"Incidentally i was thinking about using KVM for automated testing. Important pieces of hardware should get an in-KVM simulator/emulator, that way developers who do not own that hardware can do functionality testing too,"Ingo Molnar suggested during a thread discussing a SCSI driver bug fix. Linus Torvalds was originally unimpressed by the idea:
"Using emulators to test device drivers is almost certain to be pointless. The problem with device drivers tends to be timing issues, odd hardware interactions, and lots of strange (and sometimes undocumented) behaviour and dependencies (eg things like 'you have to wait 50us after setting the reset bit until the hardware has actually reset'). These are all things that you'd generally not catch in emulation - because the emulation by necessity is only going to be a very weak picture of the real thing."
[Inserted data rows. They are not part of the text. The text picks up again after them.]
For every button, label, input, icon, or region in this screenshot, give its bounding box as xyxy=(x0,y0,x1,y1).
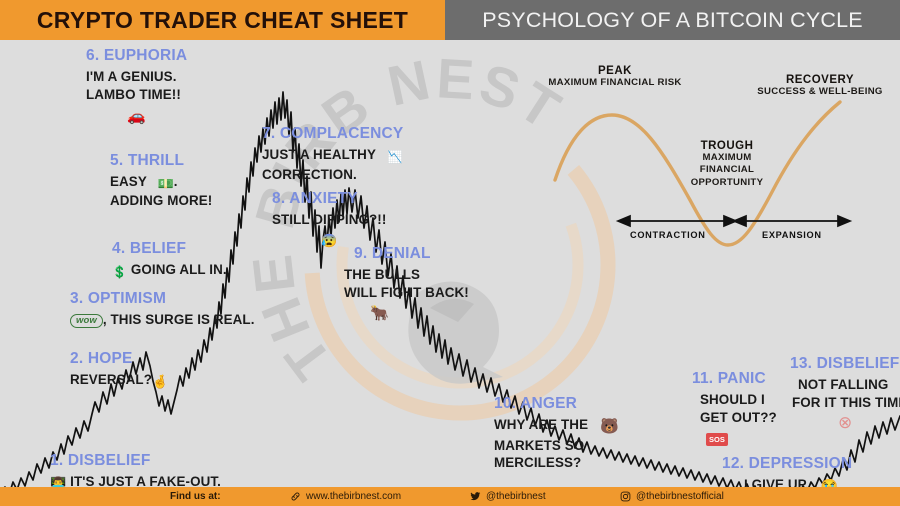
infographic-root: CRYPTO TRADER CHEAT SHEET PSYCHOLOGY OF … xyxy=(0,0,900,506)
peak-title: PEAK xyxy=(520,65,710,77)
stage-2-body-text: REVERSAL? xyxy=(70,372,152,387)
stage-2-body: REVERSAL?🤞 xyxy=(70,371,168,390)
footer-lead-text: Find us at: xyxy=(170,491,221,502)
stage-2-heading: 2. HOPE xyxy=(70,350,168,368)
stage-8-heading: 8. ANXIETY xyxy=(272,190,386,208)
instagram-icon xyxy=(620,491,631,502)
trough-subtitle-1: MAXIMUM xyxy=(662,152,792,164)
stage-3-body-text: , THIS SURGE IS REAL. xyxy=(103,312,255,327)
cycle-recovery-label: RECOVERY SUCCESS & WELL-BEING xyxy=(740,74,900,98)
link-icon xyxy=(290,491,301,502)
stage-13-disbelief: 13. DISBELIEF NOT FALLING FOR IT THIS TI… xyxy=(790,355,900,433)
sweat-face-emoji: 😰 xyxy=(321,233,337,249)
bull-emoji: 🐂 xyxy=(370,304,389,322)
stage-2-hope: 2. HOPE REVERSAL?🤞 xyxy=(70,350,168,390)
stage-6-euphoria: 6. EUPHORIA I'M A GENIUS. LAMBO TIME!! 🚗 xyxy=(86,47,187,125)
stage-10-anger: 10. ANGER WHY ARE THE 🐻 MARKETS SO MERCI… xyxy=(494,395,619,472)
stage-6-body-1: I'M A GENIUS. xyxy=(86,68,187,86)
header-left-title-block: CRYPTO TRADER CHEAT SHEET xyxy=(0,0,445,40)
footer-website-text: www.thebirbnest.com xyxy=(306,491,401,502)
header-bar: CRYPTO TRADER CHEAT SHEET PSYCHOLOGY OF … xyxy=(0,0,900,40)
bear-emoji: 🐻 xyxy=(600,417,619,437)
cycle-trough-label: TROUGH MAXIMUM FINANCIAL OPPORTUNITY xyxy=(662,140,792,189)
stage-7-complacency: 7. COMPLACENCY JUST A HEALTHY 📉 CORRECTI… xyxy=(262,125,403,183)
stage-11-body-2: GET OUT?? xyxy=(692,409,777,427)
stage-1-heading: 1. DISBELIEF xyxy=(50,452,221,470)
footer-instagram-link[interactable]: @thebirbnestofficial xyxy=(620,491,724,502)
stage-7-body-1: JUST A HEALTHY 📉 xyxy=(262,146,403,166)
contraction-label: CONTRACTION xyxy=(630,230,706,240)
footer-twitter-link[interactable]: @thebirbnest xyxy=(470,491,546,502)
page-subtitle: PSYCHOLOGY OF A BITCOIN CYCLE xyxy=(482,8,863,33)
recovery-subtitle: SUCCESS & WELL-BEING xyxy=(740,86,900,98)
stage-7-heading: 7. COMPLACENCY xyxy=(262,125,403,143)
stage-11-body-1: SHOULD I xyxy=(692,391,777,409)
stage-13-heading: 13. DISBELIEF xyxy=(790,355,900,373)
footer-twitter-text: @thebirbnest xyxy=(486,491,546,502)
cycle-peak-label: PEAK MAXIMUM FINANCIAL RISK xyxy=(520,65,710,89)
stage-10-body-2: MARKETS SO xyxy=(494,437,619,455)
footer-bar: Find us at: www.thebirbnest.com @thebirb… xyxy=(0,487,900,506)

Alan Cox countered, "for some things. I do it a bit because you can use it to fake failures that are tricky to do in the real world. It won't tell you the driver works but its surprisingly good for testing for races (forcing IRQ delivery at specific points), buggy hardware you don't posses, and things like media failures and timeouts your real hardware refuses to do." Linus acquiesced conditionally, "I do agree that you likely find bugs, even if quite often it's exactly because the behaviour is something that will never happen on real hardware," then acknowledged previous debugging efforts by Alan, "but failure testing is very useful - I forget who it was who debugged some driver by taking a CD and just scratching it mercilessly to induce read errors ;)" Ingo added, "something like that wont enable 100% coverage (or even reasonable coverage for most hardware), so it's no replacement for actual hard testing, but it could push out the domain of minimally tested code quite a bit and increase the quality of the kernel."